Ну, а что же в старости, чего бояться? С хвостом годов приходит некое лукавое чувство, утешающее душу полнотой и насыщенностью прошедших десятилетий, густотой и долготой прожитой жизни, в плотность которой, кажется, ни одного лишнего миллиметра не вставишь. Возможно, именно это и дает старикам мужество не так уж сильно бояться своего конца. И, тем более, чужого, относящегося к даже самым близким людям.

Помню когда-то я, тридцатилетний, был очень удивлён, как без ожидавшегося мной ужаса встретила моя престарелая бабушка известие об уходе из жизни её любимой сестры Розы. Я думал, она будет навзрыд рыдать, убиваться. Нет, она даже не заплакала, а только вытерла глаза платком и грустно покачала головой:

– Розочка долго болела, – сказала она. – Такой конец для неё всё-таки лучше. Хотя бы не мучилась и никому хлопот не доставила.

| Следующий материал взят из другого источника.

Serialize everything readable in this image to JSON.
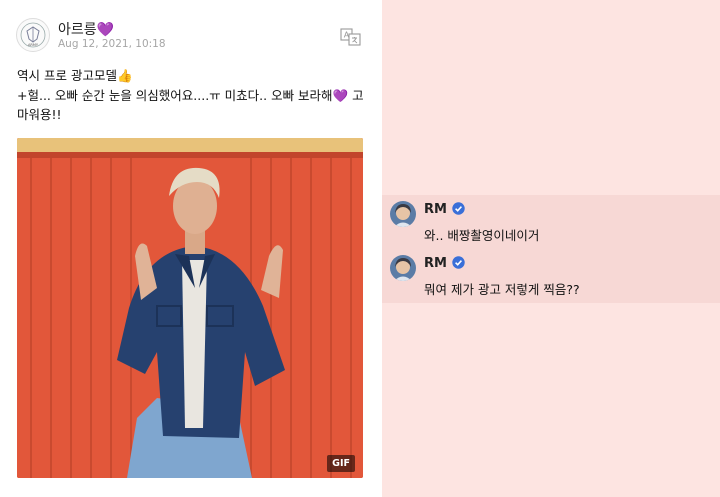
{
  "post": {
    "user_name": "아르릉",
    "heart": "💜",
    "date": "Aug 12, 2021, 10:18",
    "body_lines": [
      "역시 프로 광고모델👍",
      "+헐... 오빠 순간 눈을 의심했어요....ㅠ 미쵸다.. 오빠 보라해💜 고",
      "마워용!!"
    ],
    "media_badge": "GIF",
    "icons": {
      "avatar": "army-logo-icon",
      "translate": "translate-icon"
    }
  },
  "comments": [
    {
      "author": "RM",
      "text": "와.. 배짱촬영이네이거",
      "verified": true
    },
    {
      "author": "RM",
      "text": "뭐여 제가 광고 저렇게 찍음??",
      "verified": true
    }
  ],
  "colors": {
    "background": "#fde4e1",
    "comment_band": "#f7d8d5",
    "verified": "#3a6fd8",
    "heart": "#a64cf0"
  }
}
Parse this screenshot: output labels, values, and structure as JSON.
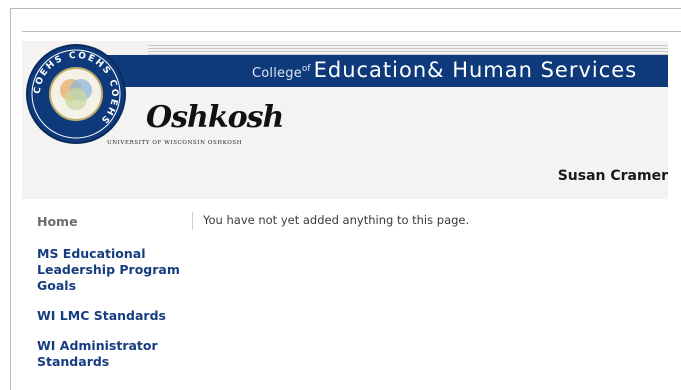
{
  "header": {
    "college_label": "College",
    "college_of": "of",
    "college_name": "Education& Human Services",
    "seal_text": "COEHS COEHS COEHS",
    "oshkosh_wordmark": "Oshkosh",
    "university_line": "UNIVERSITY OF WISCONSIN OSHKOSH",
    "brand_color": "#0e3a7b"
  },
  "user": {
    "name": "Susan Cramer"
  },
  "sidebar": {
    "items": [
      {
        "label": "Home"
      },
      {
        "label": "MS Educational Leadership Program Goals"
      },
      {
        "label": "WI LMC Standards"
      },
      {
        "label": "WI Administrator Standards"
      }
    ]
  },
  "main": {
    "empty_message": "You have not yet added anything to this page."
  }
}
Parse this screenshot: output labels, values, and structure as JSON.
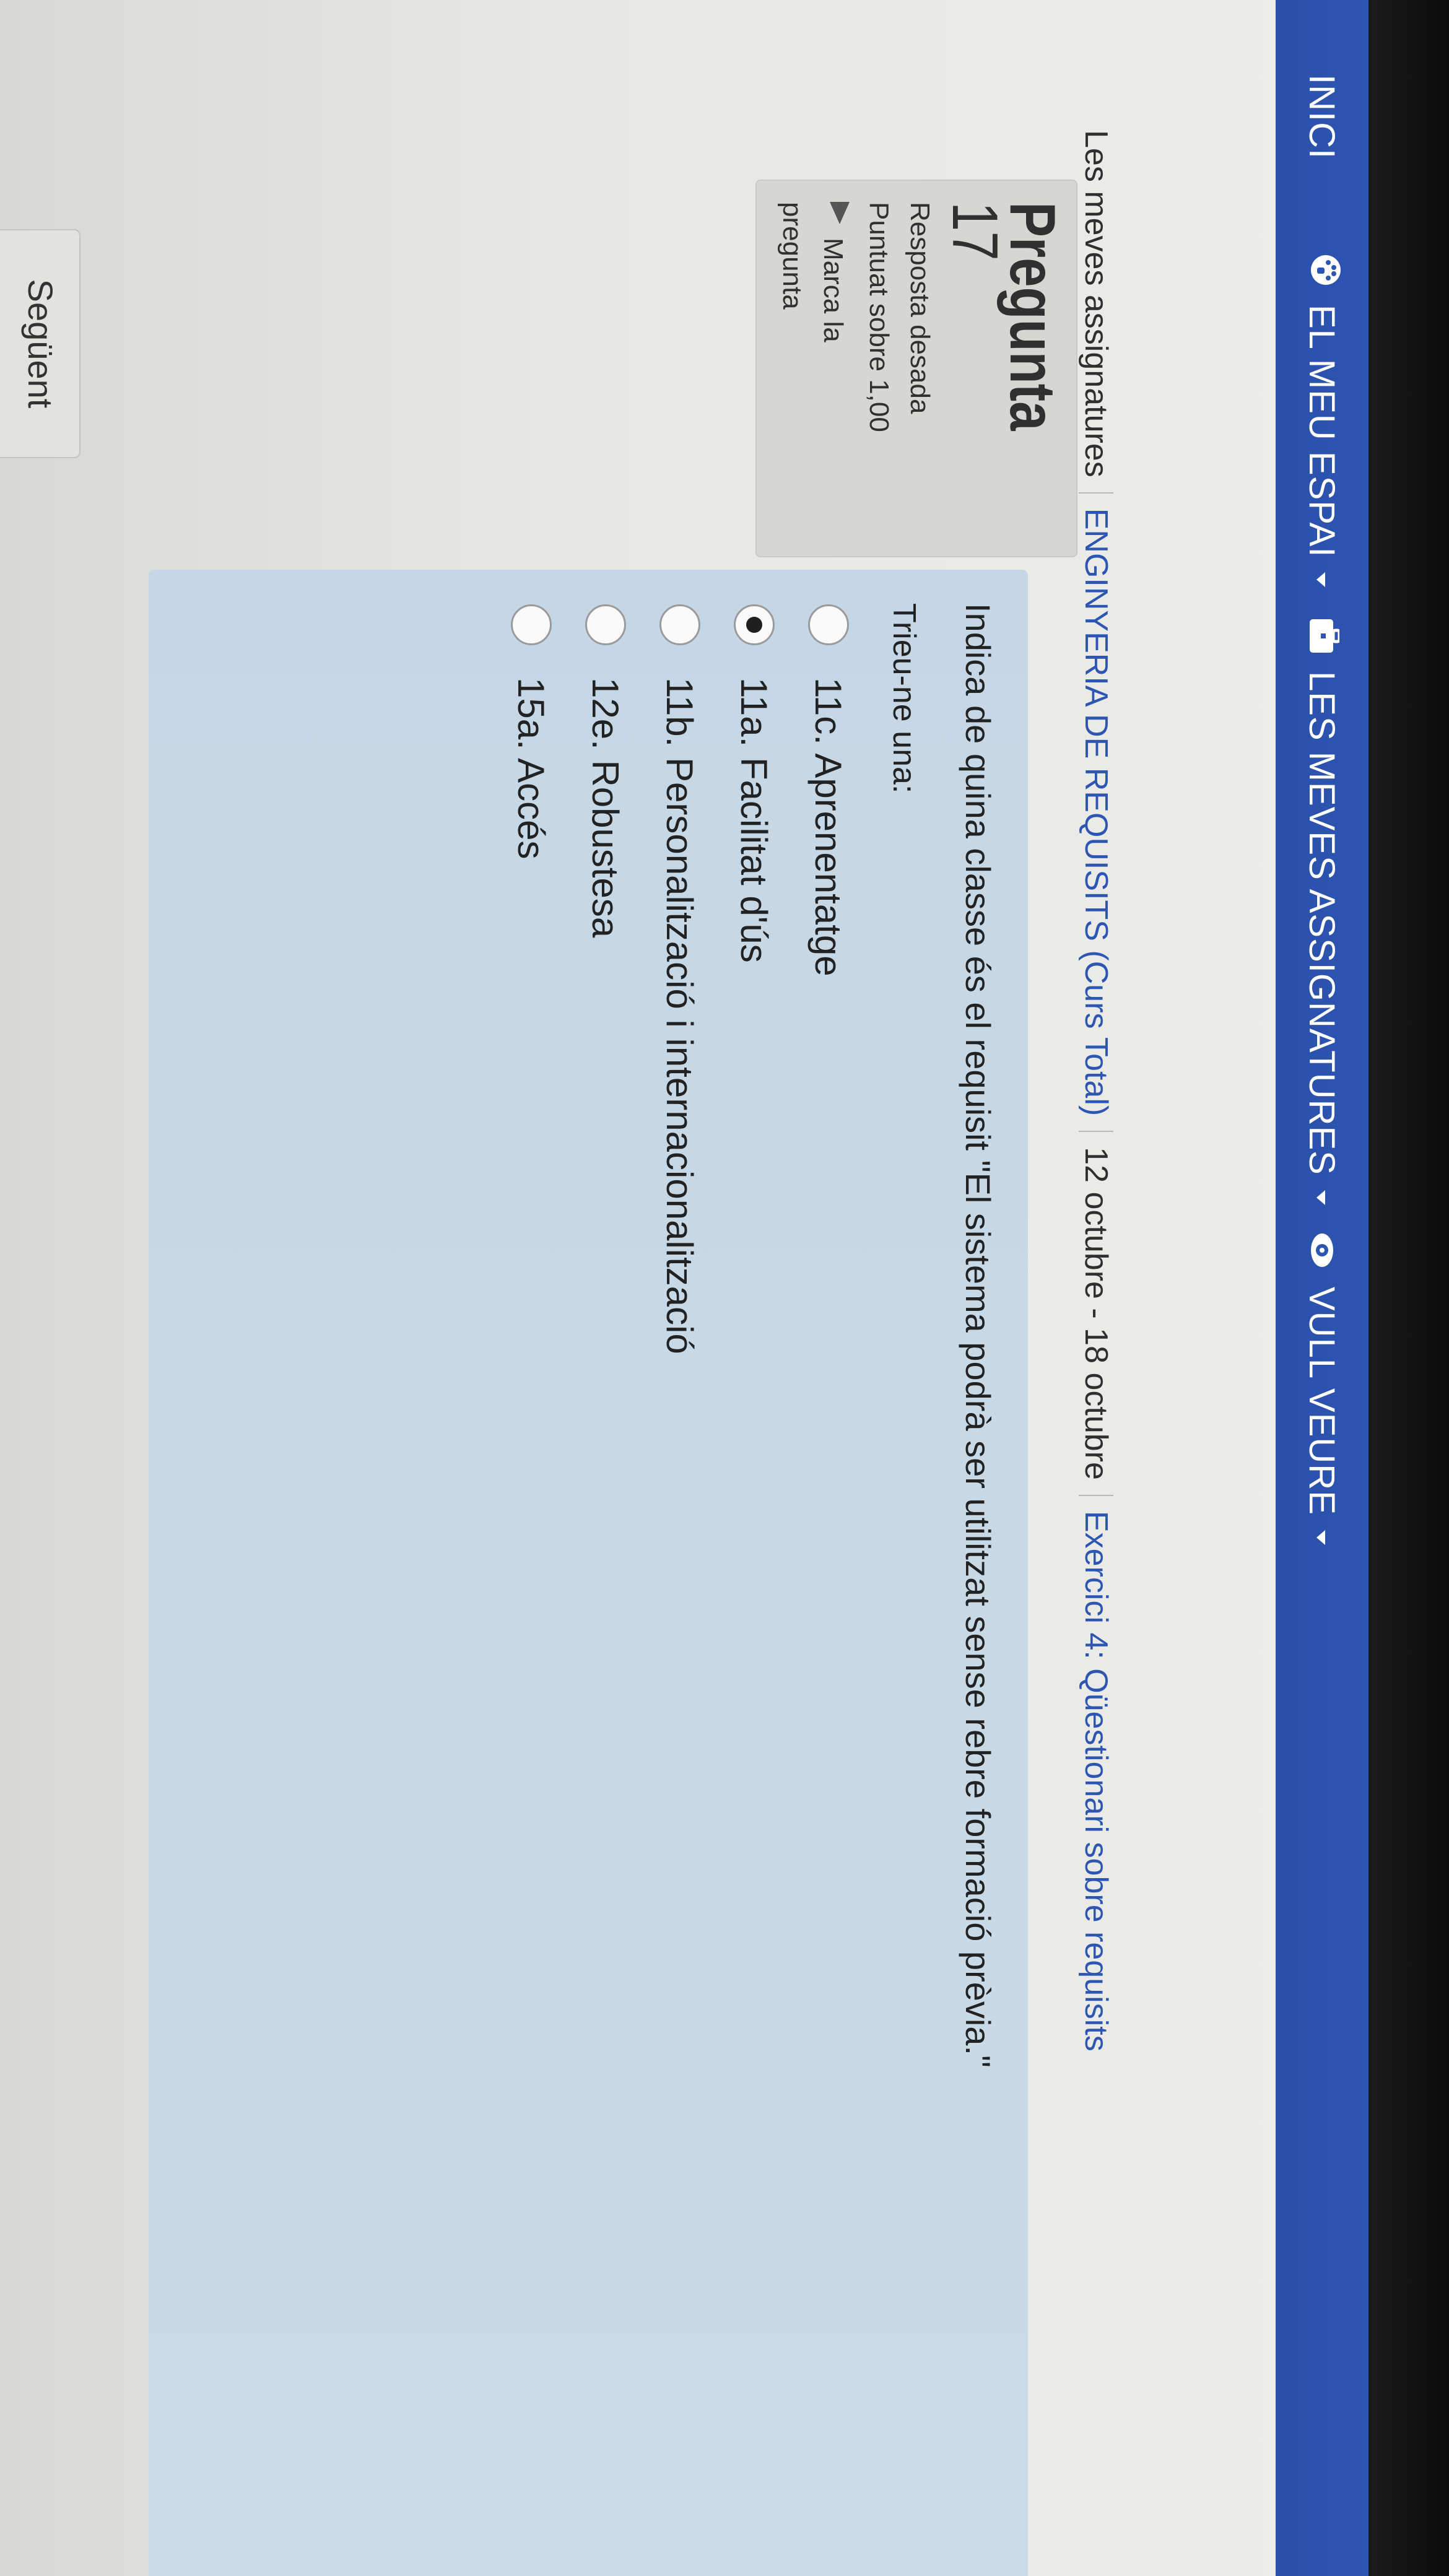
{
  "navbar": {
    "items": [
      {
        "label": "INICI",
        "icon": ""
      },
      {
        "label": "EL MEU ESPAI",
        "icon": "dashboard-icon",
        "dropdown": true
      },
      {
        "label": "LES MEVES ASSIGNATURES",
        "icon": "briefcase-icon",
        "dropdown": true
      },
      {
        "label": "VULL VEURE",
        "icon": "eye-icon",
        "dropdown": true
      }
    ],
    "background": "#2d55b2"
  },
  "breadcrumb": {
    "items": [
      "Les meves assignatures",
      "ENGINYERIA DE REQUISITS (Curs Total)",
      "12 octubre - 18 octubre",
      "Exercici 4: Qüestionari sobre requisits"
    ]
  },
  "question_info": {
    "label": "Pregunta",
    "number": "17",
    "status": "Resposta desada",
    "score": "Puntuat sobre 1,00",
    "flag_label_line1": "Marca la",
    "flag_label_line2": "pregunta",
    "flag_icon": "flag-icon"
  },
  "question": {
    "text": "Indica de quina classe és el requisit \"El sistema podrà ser utilitzat sense rebre formació prèvia.\"",
    "prompt": "Trieu-ne una:",
    "options": [
      {
        "label": "11c. Aprenentatge",
        "selected": false
      },
      {
        "label": "11a. Facilitat d'ús",
        "selected": true
      },
      {
        "label": "11b. Personalització i internacionalització",
        "selected": false
      },
      {
        "label": "12e. Robustesa",
        "selected": false
      },
      {
        "label": "15a. Accés",
        "selected": false
      }
    ]
  },
  "navigation": {
    "next_label": "Següent"
  }
}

Позже я много раз замечал у пожилых людей такую же хладнокровную реакцию на смерть. Не потому ли, что они так близко стоят к тому самому концу? Чему бывать, того не миновать – эту безусловную аксиому понимают они куда отчётливее молодых.

Не знаю, не знаю.

Все-таки очень хочется жить, даже и на склоне лет. Ведь так душист свежий ветерок с клеверного поля, так красив золотой закат солнца на горизонте. Неужели и его не будет, когда меня не будет? Неужели может день такой настать, когда солнцу без меня придется встать?

Да, прав, наверно, кенигсбергский немец Эмануил Кант, изрекший: “все вокруг есть, пока я есть”. Вот я уйду и унесу с собой небоскребы Нью-Йорка и парки Москвы, сонаты Брамса и сонеты Шекспира, лирику Бродского и остроты Жванецкого. Ничего без меня не будет на этой планете.

* * *

Подростковый период моего взросления сильно отягощался назойливой и мучительной неуверенностью в самом себе. Она подпиралась, главным образом, недостатками моей речевой ситуации. Во-первых, я сильно картавил. “На горе Арарат растет крупный виноград”, – этой ребячьей дразнилкой донимали меня и в более раннем детстве, а теперь она приобрела еще антисемитскую окраску. Спасибо тете Фире, занимавшейся тогда лечением потерявших речь инсультных паралитиков, она научила меня говорить после “р” не звонкие “а”, “о”, “у”, “э”, а глухие “я”, “ё”, “ю”, “е”. И я перестал грассировать.